Puis il y eut le livre de Jan Karski, publié en 1944, qui reprenait ce même message pour tenter de comprendre encore une fois les raisons pour lesquelles il n’avait pas été entendu. Etait-ce de sa faute à lui ? Et lui encore, on l’a vu, dans Shoah, plongé de nouveau dans l’horreur qu’il revécut au moment du tournage. Et ce roman aujourd’hui, dont il est le héros, personnage fictionnel, nous confiant les pages que nous croyons tourner sur les bords d’un « beau » texte, d’un texte « fort ». Mais fort comment ?
Le roman de Yannick Haenel nous offre en prime la biographie de Jan Karski. Comme si elle pouvait expliquer… Mais quoi donc ? Que cet homme ait été mieux que tout autre le messager idéal, avec son héroïsme polonais (être polonais c’était, profondément, être résistant), dans Varsovie occupée, détruite, cet homme tombé entre les mains de la Gestapo, torturé, évadé ? Le catalogue des faits peut-il quelque chose ?
Et de nouveau le roman de Yannick Haenel réécrit le message, nous le restitue dans ses contextes d’énonciation, celui du récit de la visite du Ghetto, celui du récit de la cour des Grands, celui du récit de ce message dans le contexte de discernement des juifs polonais. Le même message dupliqué quatre fois, cinq fois, roborativement, pris et repris encore, la même rencontre réécrite sans pouvoir être dupliquée, dans Shoah, dans le livre de Karski, dans la mémoire de Witold, dans le récit de la mémoire de Karski, dans ce roman… L’avez-vous bien lu ? Mais lu comme quoi ? Quel est son statut ? Cette histoire, peut-on encore la raconter ? Avec tous les schèmes qui se sont mis en place dans chaque contexte d’énonciation, les ombres de 42, le silence dans Shoah ?
Qu’est-ce que témoigner ?
Témoigner n’est pas rendre compte.
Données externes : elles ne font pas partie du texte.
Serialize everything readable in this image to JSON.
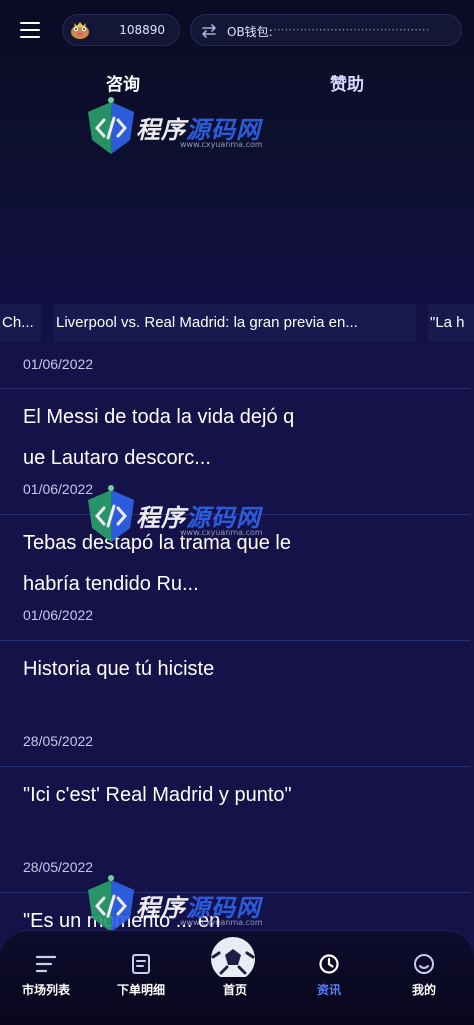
{
  "header": {
    "balance": "108890",
    "wallet_label": "OB钱包:",
    "wallet_address": "·········································"
  },
  "tabs": [
    {
      "label": "咨询"
    },
    {
      "label": "赞助"
    }
  ],
  "ticker": [
    {
      "text": "Ch..."
    },
    {
      "text": "Liverpool vs. Real Madrid: la gran previa en..."
    },
    {
      "text": "\"La h"
    }
  ],
  "news": [
    {
      "title": "",
      "date": "01/06/2022"
    },
    {
      "title": "El Messi de toda la vida dejó que Lautaro descorc...",
      "date": "01/06/2022"
    },
    {
      "title": "Tebas destapó la trama que le habría tendido Ru...",
      "date": "01/06/2022"
    },
    {
      "title": "Historia que tú hiciste",
      "date": "28/05/2022"
    },
    {
      "title": "\"Ici c'est' Real Madrid y punto\"",
      "date": "28/05/2022"
    },
    {
      "title": "\"Es un momento ... en",
      "date": ""
    }
  ],
  "watermark": {
    "text_a": "程序",
    "text_b": "源码网",
    "sub": "www.cxyuanma.com"
  },
  "bottom_nav": [
    {
      "label": "市场列表",
      "icon": "list-icon"
    },
    {
      "label": "下单明细",
      "icon": "order-icon"
    },
    {
      "label": "首页",
      "icon": "home-ball-icon"
    },
    {
      "label": "资讯",
      "icon": "clock-icon",
      "active": true
    },
    {
      "label": "我的",
      "icon": "profile-icon"
    }
  ],
  "colors": {
    "background": "#16124a",
    "active_tab": "#5b7cff",
    "card": "#151149"
  }
}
En 44, Karski tentait de rendre compte. C’est-à-dire de mettre à distance la chair du récit et les souffrances auquel il ouvrait. Dans Shoah, il témoignait : martyr, souffrant dans sa chair, conformément à l’étymologie du mot grec.
Et on a laissé faire. Rien. Pire : il n’y a pas de réponse aujourd’hui. Sinon quelques mauvaises raisons. Politiques. Militaires. Antisémites. Une récente : la Destruction était en marche dans le monde, les Alliés eux-mêmes se ralliaient à cette idée de destruction – bientôt il raseront Dresde, Hiroshima. La Destruction, ce concept clé du XXè siècle, était en marche. Rien de ne devait l’arrêter.
Mais aujourd’hui se pose la question de savoir ce qui, dans ce message, a résisté au temps. Et continue de vivre, par exemple, ici et maintenant, dans notre lecture de ce roman. Qu’y a-t-il à entendre dans ce message, aujourd’hui ? Qu’il soit possible de se soustraire enfin aux voix qui sont mortes ? Que peut un livre ?
Fin de la guerre. On a recyclé la barbarie. Le crime a fini par déborder de toute part en ce monde. Mais autrement. Il reste donc beaucoup d’horizons d’indignations nouvelles à découvrir.
Fin de la période de la fin de la guerre. Et d’autres périodes encore ont fini par prendre fin. La Shoah, de crime commis contre l’humanité, est devenue de plus en plus dans nos consciences un crime commis par l’humanité - vivre c’est s’affronter à la distance qui sépare ceux qui sont morts de ceux qui sont indifférents à ces morts.
Alors ce roman, écrit dans le style du message de Jan Karski : des phrases simples, sans lyrisme, dénotant sans connoter, livrant la chose dans son ahurissante nudité. Un relevé militaire - le compte rendu d’un malheur qui a frappé l’énonciation dans le monde occidental.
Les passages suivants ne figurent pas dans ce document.